There are other slick methods built in to DataFrames. For example, we can quickly compute the Pearson correlation between all pairs of data with the corr() method of the DataFrame.

In [11]:
df.corr()
Out[11]:
trial number impact force (mN) impact time (ms) impact force / body weight adhesive force (mN) time frog pulls on target (ms) adhesive force / body weight adhesive impulse (N-s) total contact area (mm2) contact area without mucus (mm2) contact area with mucus / contact area without mucus contact pressure (Pa) adhesive strength (Pa)
trial number 1.000000 0.081059 -0.012223 -0.165235 -0.144249 -0.300896 -0.000758 -0.152892 -0.070046 0.338473 -0.487218 0.105460 -0.228193
impact force (mN) 0.081059 1.000000 0.065284 0.233450 -0.581344 -0.121341 -0.282177 -0.328656 0.436910 0.447339 -0.163551 0.436010 -0.087942
impact time (ms) -0.012223 0.065284 1.000000 0.060478 0.166485 -0.224467 -0.276984 0.184928 -0.151079 -0.054654 -0.001410 0.088254 -0.010054
impact force / body weight -0.165235 0.233450 0.060478 1.000000 0.313570 0.055374 0.327074 0.303916 -0.291663 -0.190505 -0.084925 0.397020 0.089783
adhesive force (mN) -0.144249 -0.581344 0.166485 0.313570 1.000000 0.172685 -0.017410 0.518693 -0.517483 -0.488566 0.194437 -0.098643 0.336116
time frog pulls on target (ms) -0.300896 -0.121341 -0.224467 0.055374 0.172685 1.000000 0.006804 -0.369147 0.282509 -0.262914 0.620117 -0.353474 0.434311
adhesive force / body weight -0.000758 -0.282177 -0.276984 0.327074 -0.017410 0.006804 1.000000 0.200359 -0.316363 -0.237184 -0.146312 -0.097282 -0.154410
adhesive impulse (N-s) -0.152892 -0.328656 0.184928 0.303916 0.518693 -0.369147 0.200359 1.000000 -0.684423 -0.434937 -0.058184 0.224038 -0.187740
total contact area (mm2) -0.070046 0.436910 -0.151079 -0.291663 -0.517483 0.282509 -0.316363 -0.684423 1.000000 0.383562 0.310887 -0.390094 0.417100
contact area without mucus (mm2) 0.338473 0.447339 -0.054654 -0.190505 -0.488566 -0.262914 -0.237184 -0.434937 0.383562 1.000000 -0.394482 0.026032 0.007942
contact area with mucus / contact area without mucus -0.487218 -0.163551 -0.001410 -0.084925 0.194437 0.620117 -0.146312 -0.058184 0.310887 -0.394482 1.000000 -0.454396 0.506204
contact pressure (Pa) 0.105460 0.436010 0.088254 0.397020 -0.098643 -0.353474 -0.097282 0.224038 -0.390094 0.026032 -0.454396 1.000000 -0.600649
adhesive strength (Pa) -0.228193 -0.087942 -0.010054 0.089783 0.336116 0.434311 -0.154410 -0.187740 0.417100 0.007942 0.506204 -0.600649 1.000000

Shortcut names

It is getting kind of cumbersome indexing with the long column headings.

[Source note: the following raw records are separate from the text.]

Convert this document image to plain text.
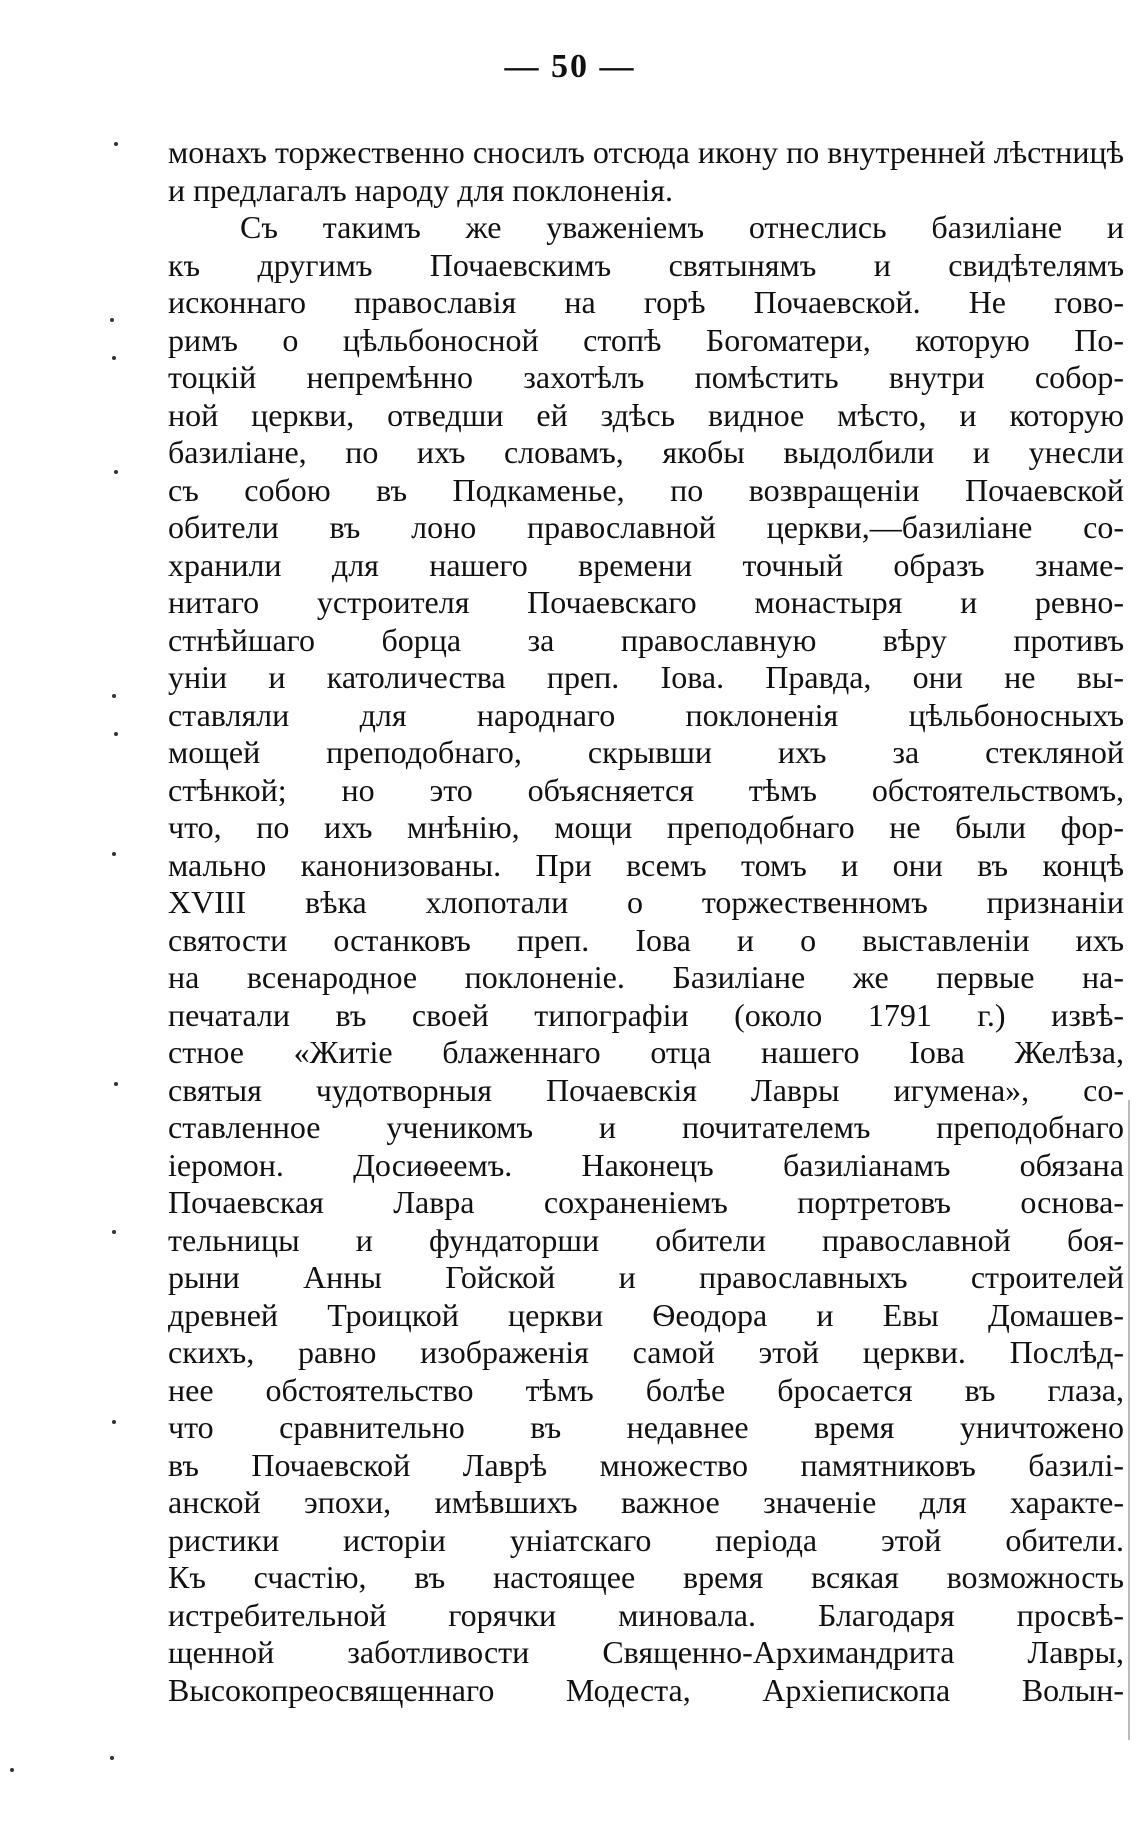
— 50 —
монахъ торжественно сносилъ отсюда икону по внутренней лѣстницѣ и предлагалъ народу для поклоненія.
Съ такимъ же уваженіемъ отнеслись базиліане и
къ другимъ Почаевскимъ святынямъ и свидѣтелямъ
исконнаго православія на горѣ Почаевской. Не гово-
римъ о цѣльбоносной стопѣ Богоматери, которую По-
тоцкій непремѣнно захотѣлъ помѣстить внутри собор-
ной церкви, отведши ей здѣсь видное мѣсто, и которую
базиліане, по ихъ словамъ, якобы выдолбили и унесли
съ собою въ Подкаменье, по возвращеніи Почаевской
обители въ лоно православной церкви,—базиліане со-
хранили для нашего времени точный образъ знаме-
нитаго устроителя Почаевскаго монастыря и ревно-
стнѣйшаго борца за православную вѣру противъ
уніи и католичества преп. Іова. Правда, они не вы-
ставляли для народнаго поклоненія цѣльбоносныхъ
мощей преподобнаго, скрывши ихъ за стекляной
стѣнкой; но это объясняется тѣмъ обстоятельствомъ,
что, по ихъ мнѣнію, мощи преподобнаго не были фор-
мально канонизованы. При всемъ томъ и они въ концѣ
XVIII вѣка хлопотали о торжественномъ признаніи
святости останковъ преп. Іова и о выставленіи ихъ
на всенародное поклоненіе. Базиліане же первые на-
печатали въ своей типографіи (около 1791 г.) извѣ-
стное «Житіе блаженнаго отца нашего Іова Желѣза,
святыя чудотворныя Почаевскія Лавры игумена», со-
ставленное ученикомъ и почитателемъ преподобнаго
іеромон. Досиѳеемъ. Наконецъ базиліанамъ обязана
Почаевская Лавра сохраненіемъ портретовъ основа-
тельницы и фундаторши обители православной боя-
рыни Анны Гойской и православныхъ строителей
древней Троицкой церкви Ѳеодора и Евы Домашев-
скихъ, равно изображенія самой этой церкви. Послѣд-
нее обстоятельство тѣмъ болѣе бросается въ глаза,
что сравнительно въ недавнее время уничтожено
въ Почаевской Лаврѣ множество памятниковъ базилі-
анской эпохи, имѣвшихъ важное значеніе для характе-
ристики исторіи уніатскаго періода этой обители.
Къ счастію, въ настоящее время всякая возможность
истребительной горячки миновала. Благодаря просвѣ-
щенной заботливости Священно-Архимандрита Лавры,
Высокопреосвященнаго Модеста, Архіепископа Волын-
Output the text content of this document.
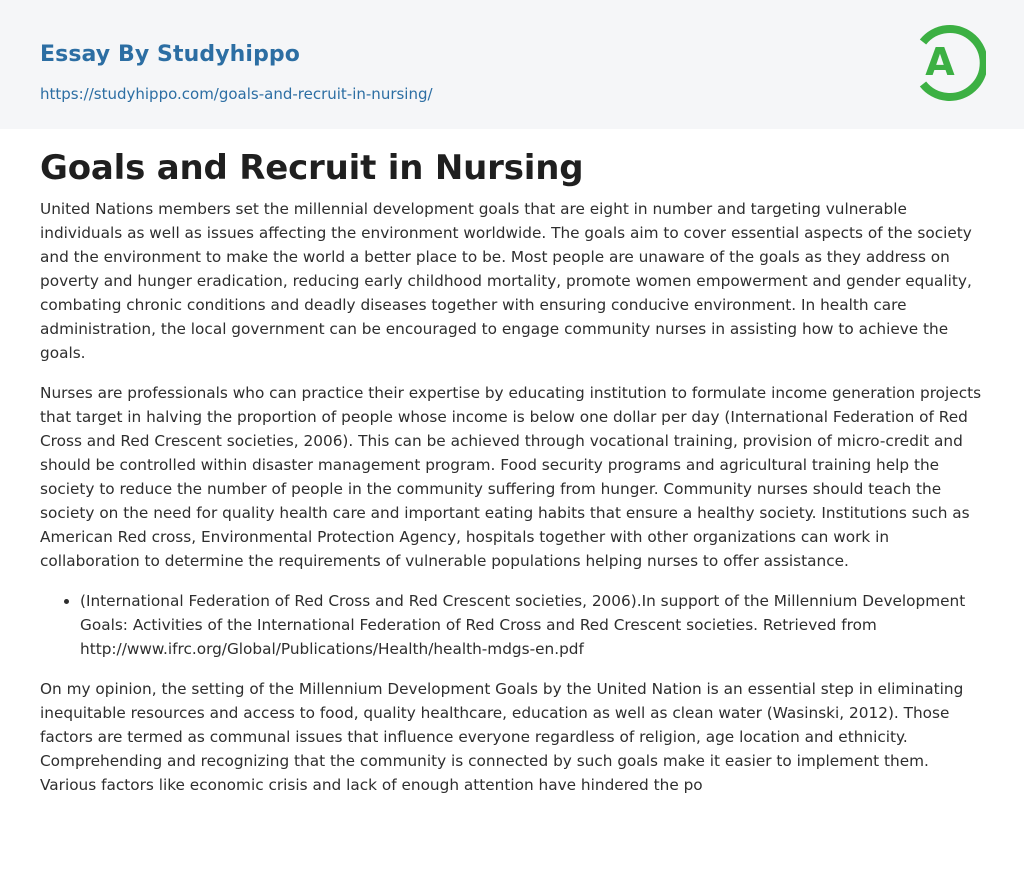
Essay By Studyhippo
https://studyhippo.com/goals-and-recruit-in-nursing/
A
Goals and Recruit in Nursing

United Nations members set the millennial development goals that are eight in number and targeting vulnerable individuals as well as issues affecting the environment worldwide. The goals aim to cover essential aspects of the society and the environment to make the world a better place to be. Most people are unaware of the goals as they address on poverty and hunger eradication, reducing early childhood mortality, promote women empowerment and gender equality, combating chronic conditions and deadly diseases together with ensuring conducive environment. In health care administration, the local government can be encouraged to engage community nurses in assisting how to achieve the goals.

Nurses are professionals who can practice their expertise by educating institution to formulate income generation projects that target in halving the proportion of people whose income is below one dollar per day (International Federation of Red Cross and Red Crescent societies, 2006). This can be achieved through vocational training, provision of micro-credit and should be controlled within disaster management program. Food security programs and agricultural training help the society to reduce the number of people in the community suffering from hunger. Community nurses should teach the society on the need for quality health care and important eating habits that ensure a healthy society. Institutions such as American Red cross, Environmental Protection Agency, hospitals together with other organizations can work in collaboration to determine the requirements of vulnerable populations helping nurses to offer assistance.

• (International Federation of Red Cross and Red Crescent societies, 2006).In support of the Millennium Development Goals: Activities of the International Federation of Red Cross and Red Crescent societies. Retrieved from http://www.ifrc.org/Global/Publications/Health/health-mdgs-en.pdf

On my opinion, the setting of the Millennium Development Goals by the United Nation is an essential step in eliminating inequitable resources and access to food, quality healthcare, education as well as clean water (Wasinski, 2012). Those factors are termed as communal issues that influence everyone regardless of religion, age location and ethnicity. Comprehending and recognizing that the community is connected by such goals make it easier to implement them. Various factors like economic crisis and lack of enough attention have hindered the po
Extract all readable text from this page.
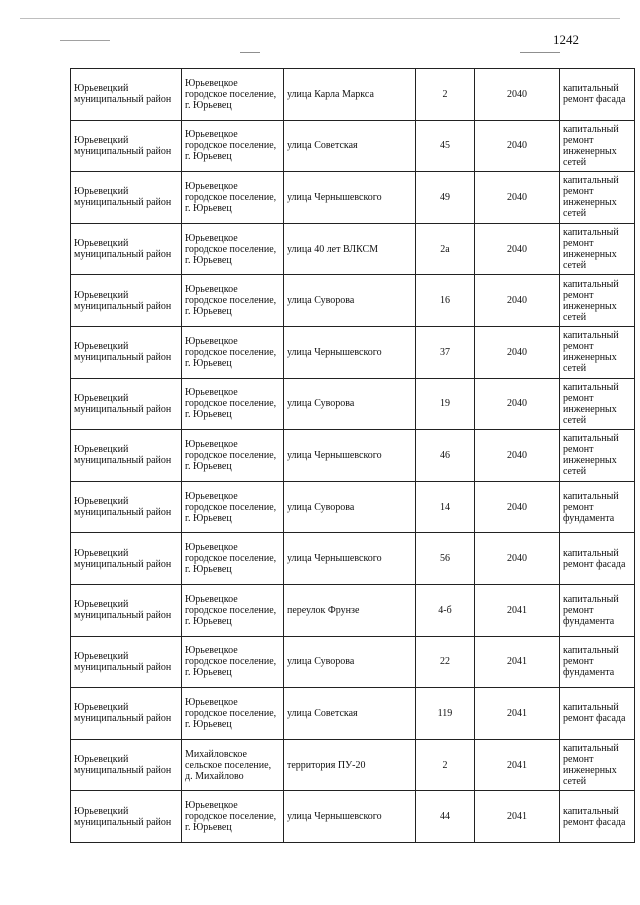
1242
Юрьевецкий муниципальный район	Юрьевецкое городское поселение, г. Юрьевец	улица Карла Маркса	2	2040	капитальный ремонт фасада
Юрьевецкий муниципальный район	Юрьевецкое городское поселение, г. Юрьевец	улица Советская	45	2040	капитальный ремонт инженерных сетей
Юрьевецкий муниципальный район	Юрьевецкое городское поселение, г. Юрьевец	улица Чернышевского	49	2040	капитальный ремонт инженерных сетей
Юрьевецкий муниципальный район	Юрьевецкое городское поселение, г. Юрьевец	улица 40 лет ВЛКСМ	2а	2040	капитальный ремонт инженерных сетей
Юрьевецкий муниципальный район	Юрьевецкое городское поселение, г. Юрьевец	улица Суворова	16	2040	капитальный ремонт инженерных сетей
Юрьевецкий муниципальный район	Юрьевецкое городское поселение, г. Юрьевец	улица Чернышевского	37	2040	капитальный ремонт инженерных сетей
Юрьевецкий муниципальный район	Юрьевецкое городское поселение, г. Юрьевец	улица Суворова	19	2040	капитальный ремонт инженерных сетей
Юрьевецкий муниципальный район	Юрьевецкое городское поселение, г. Юрьевец	улица Чернышевского	46	2040	капитальный ремонт инженерных сетей
Юрьевецкий муниципальный район	Юрьевецкое городское поселение, г. Юрьевец	улица Суворова	14	2040	капитальный ремонт фундамента
Юрьевецкий муниципальный район	Юрьевецкое городское поселение, г. Юрьевец	улица Чернышевского	56	2040	капитальный ремонт фасада
Юрьевецкий муниципальный район	Юрьевецкое городское поселение, г. Юрьевец	переулок Фрунзе	4-б	2041	капитальный ремонт фундамента
Юрьевецкий муниципальный район	Юрьевецкое городское поселение, г. Юрьевец	улица Суворова	22	2041	капитальный ремонт фундамента
Юрьевецкий муниципальный район	Юрьевецкое городское поселение, г. Юрьевец	улица Советская	119	2041	капитальный ремонт фасада
Юрьевецкий муниципальный район	Михайловское сельское поселение, д. Михайлово	территория ПУ-20	2	2041	капитальный ремонт инженерных сетей
Юрьевецкий муниципальный район	Юрьевецкое городское поселение, г. Юрьевец	улица Чернышевского	44	2041	капитальный ремонт фасада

The headings are nonetheless useful, since they are descriptive and we never have problems losing track of units. But, let's say we wanted change impact force (mN) to impf for easier indexing. We can use the rename() method of DataFrames. We just pass in a dictionary of columns we want to rename.

In [12]:
# Rename the impact force column
df = df.rename(columns={'impact force (mN)': 'impf'})

We will explore the power of Pandas more in the next lesson, when we practice with DataFrames.